‘Street level’ meth dealer sent to prison

A Dunedin drug dealer continued selling meth even when he knew police were on to him, a court has heard.

It was a measure of Jason Charles Dalwood’s addiction to the class-A drug, his counsel Anne Stevens QC told the Dunedin District Court this week.

Dalwood was sentenced to 27months’ imprisonment after pleading guilty to two counts of offering to supply methamphetamine and two breaches of intensive supervision — a rehabilitative sentence he was supposed to be undertaking when the dealing took place.

The 33-year-old came to the police’s attention on November 1 last year when he was seen in a car at the Andersons Bay cemetery.

When Dalwood saw officers he stashed a meth pipe down his pants.

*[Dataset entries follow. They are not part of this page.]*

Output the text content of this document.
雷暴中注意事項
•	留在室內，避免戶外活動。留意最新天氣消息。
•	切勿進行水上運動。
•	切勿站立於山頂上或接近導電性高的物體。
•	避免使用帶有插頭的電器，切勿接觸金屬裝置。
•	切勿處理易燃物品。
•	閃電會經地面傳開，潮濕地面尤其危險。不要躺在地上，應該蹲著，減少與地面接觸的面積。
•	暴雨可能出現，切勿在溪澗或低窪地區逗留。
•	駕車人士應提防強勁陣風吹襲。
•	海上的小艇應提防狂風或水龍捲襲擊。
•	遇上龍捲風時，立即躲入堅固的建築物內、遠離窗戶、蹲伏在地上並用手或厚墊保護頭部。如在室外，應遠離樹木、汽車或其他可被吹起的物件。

But police conducted a warrantless search of Dalwood and his car and found the item, a cellphone and digital scales, along with 2.5g of the drug, split into quarter-gram bags known as "Qs".

Dalwood was not arrested at the time but the phone was forensically examined and Judge Peter Rollo said he must have known his days of freedom were numbered.

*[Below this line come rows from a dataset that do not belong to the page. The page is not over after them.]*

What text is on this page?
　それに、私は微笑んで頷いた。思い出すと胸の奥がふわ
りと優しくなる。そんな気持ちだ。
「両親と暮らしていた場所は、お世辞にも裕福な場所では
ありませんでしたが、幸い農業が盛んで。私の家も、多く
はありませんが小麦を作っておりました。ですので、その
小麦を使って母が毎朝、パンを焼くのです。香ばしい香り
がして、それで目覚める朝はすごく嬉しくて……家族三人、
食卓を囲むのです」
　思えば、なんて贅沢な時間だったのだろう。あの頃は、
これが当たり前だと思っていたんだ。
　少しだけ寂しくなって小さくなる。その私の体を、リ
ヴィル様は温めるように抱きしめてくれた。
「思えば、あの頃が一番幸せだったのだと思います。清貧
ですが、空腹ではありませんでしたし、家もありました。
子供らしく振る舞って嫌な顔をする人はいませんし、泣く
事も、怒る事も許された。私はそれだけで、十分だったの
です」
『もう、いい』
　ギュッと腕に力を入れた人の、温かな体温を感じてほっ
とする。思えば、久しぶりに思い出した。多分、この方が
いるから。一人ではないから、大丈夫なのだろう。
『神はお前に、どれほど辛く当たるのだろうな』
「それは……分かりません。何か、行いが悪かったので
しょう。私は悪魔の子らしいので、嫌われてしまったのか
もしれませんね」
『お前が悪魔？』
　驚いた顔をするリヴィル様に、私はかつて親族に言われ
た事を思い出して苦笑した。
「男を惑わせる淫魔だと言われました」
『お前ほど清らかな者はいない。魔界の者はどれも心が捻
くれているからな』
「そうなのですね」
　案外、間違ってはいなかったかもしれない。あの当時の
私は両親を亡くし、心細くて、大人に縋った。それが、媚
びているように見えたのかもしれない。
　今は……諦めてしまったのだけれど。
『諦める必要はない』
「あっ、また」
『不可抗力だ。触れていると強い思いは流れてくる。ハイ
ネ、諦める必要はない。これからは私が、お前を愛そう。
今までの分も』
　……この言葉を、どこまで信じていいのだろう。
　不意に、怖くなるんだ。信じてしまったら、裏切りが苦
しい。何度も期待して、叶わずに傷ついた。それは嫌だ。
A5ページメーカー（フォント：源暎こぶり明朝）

But the brush with the law provided no catalyst for change.

Dalwood was picked up again in March when meth paraphernalia was discovered in his vehicle and another cellphone was seized.

Analysis of the electronic devices uncovered the extent of the defendant’s drug-dealing.

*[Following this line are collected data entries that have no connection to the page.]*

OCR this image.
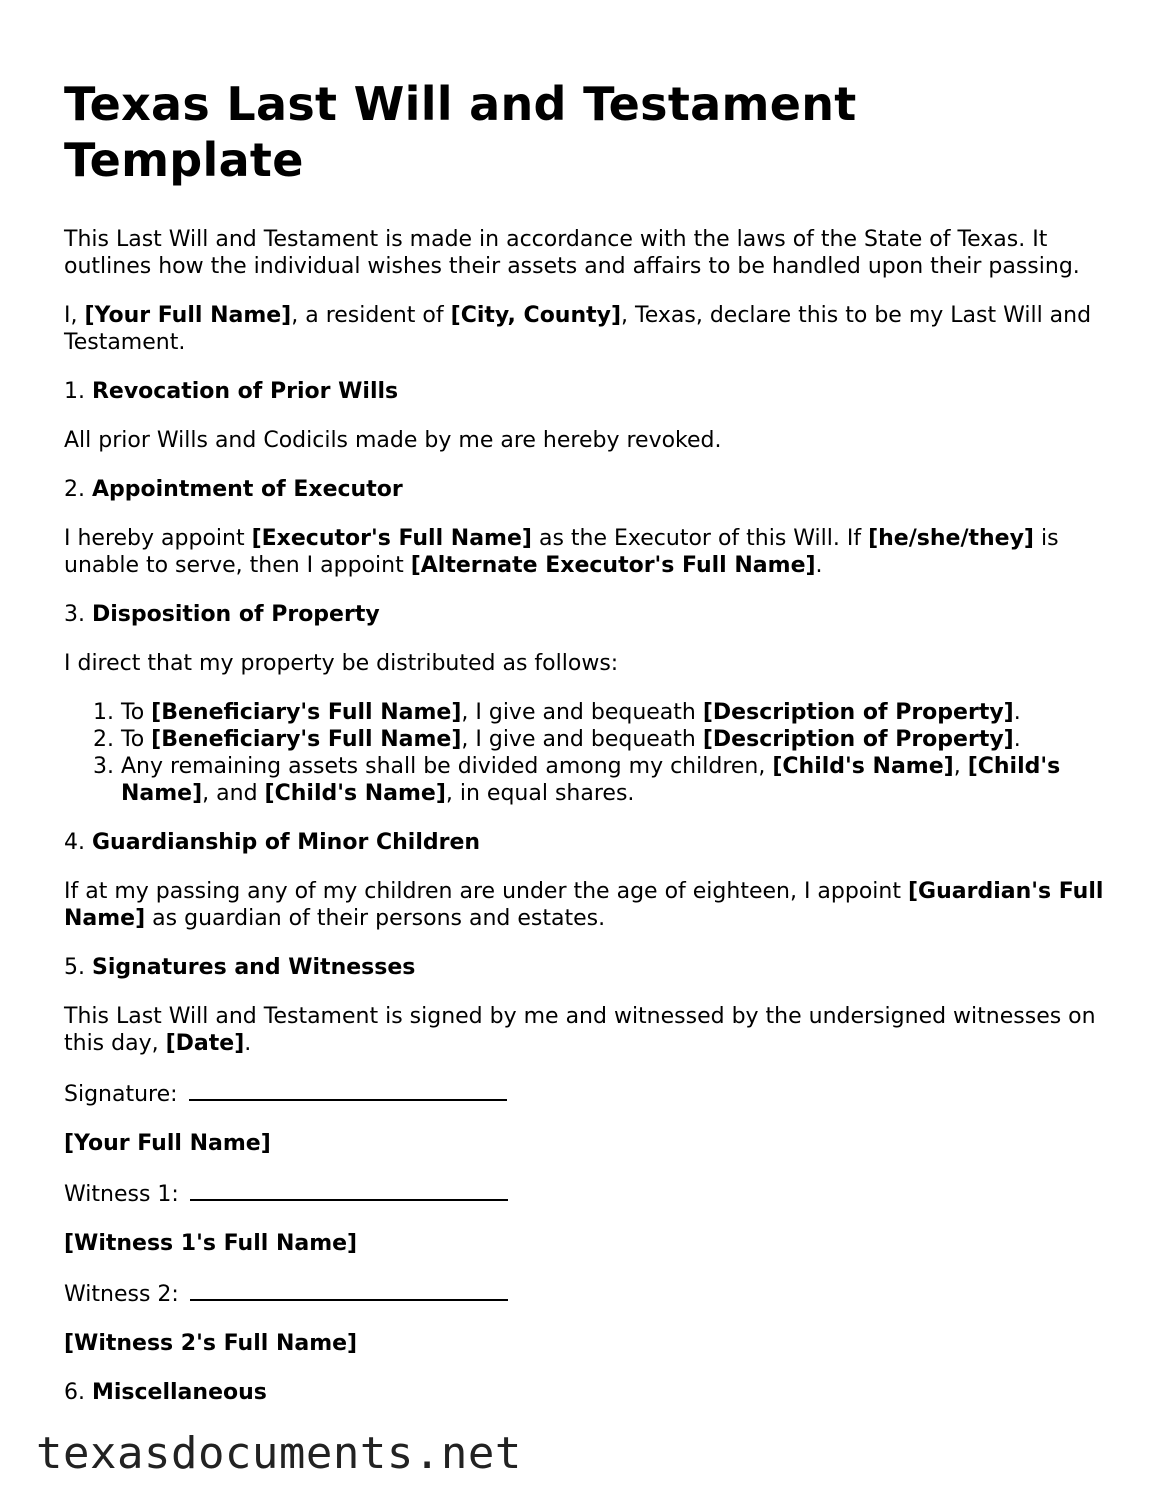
Texas Last Will and Testament Template

This Last Will and Testament is made in accordance with the laws of the State of Texas. It outlines how the individual wishes their assets and affairs to be handled upon their passing.

I, [Your Full Name], a resident of [City, County], Texas, declare this to be my Last Will and Testament.

1. Revocation of Prior Wills

All prior Wills and Codicils made by me are hereby revoked.

2. Appointment of Executor

I hereby appoint [Executor's Full Name] as the Executor of this Will. If [he/she/they] is unable to serve, then I appoint [Alternate Executor's Full Name].

3. Disposition of Property

I direct that my property be distributed as follows:

1. To [Beneficiary's Full Name], I give and bequeath [Description of Property].
2. To [Beneficiary's Full Name], I give and bequeath [Description of Property].
3. Any remaining assets shall be divided among my children, [Child's Name], [Child's Name], and [Child's Name], in equal shares.

4. Guardianship of Minor Children

If at my passing any of my children are under the age of eighteen, I appoint [Guardian's Full Name] as guardian of their persons and estates.

5. Signatures and Witnesses

This Last Will and Testament is signed by me and witnessed by the undersigned witnesses on this day, [Date].

Signature:

[Your Full Name]

Witness 1:

[Witness 1's Full Name]

Witness 2:

[Witness 2's Full Name]

6. Miscellaneous

texasdocuments.net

Crown prosecutor Craig Power said that over the six weeks of offending captured by the charges, Dalwood offered more than 80g to at least 40 associates.

He described the defendant as "a street-level dealer" acting independently, selling to fund his own addiction.

The offers amounted to a potential street value of $60,000, said Judge Rollo.

Dalwood had received 13 drug convictions since 2006, the court heard.

Mrs Stevens said her client’s woes stemmed from a head injury he sustained while skateboarding as a teenager.

The result had been that Dalwood was now unable to manage any crises in his life without using substances as a crutch.

But, Mrs Stevens said, he was now desperate to address his demons and attend residential rehabilitation.

Dalwood expressed his emotions in a poem which was provided to the judge but not read in court.

Mr Power said it would take more than verse for the defendant to turn his life around.

"It’s one thing to talk the talk, it’s another to walk the walk," he said.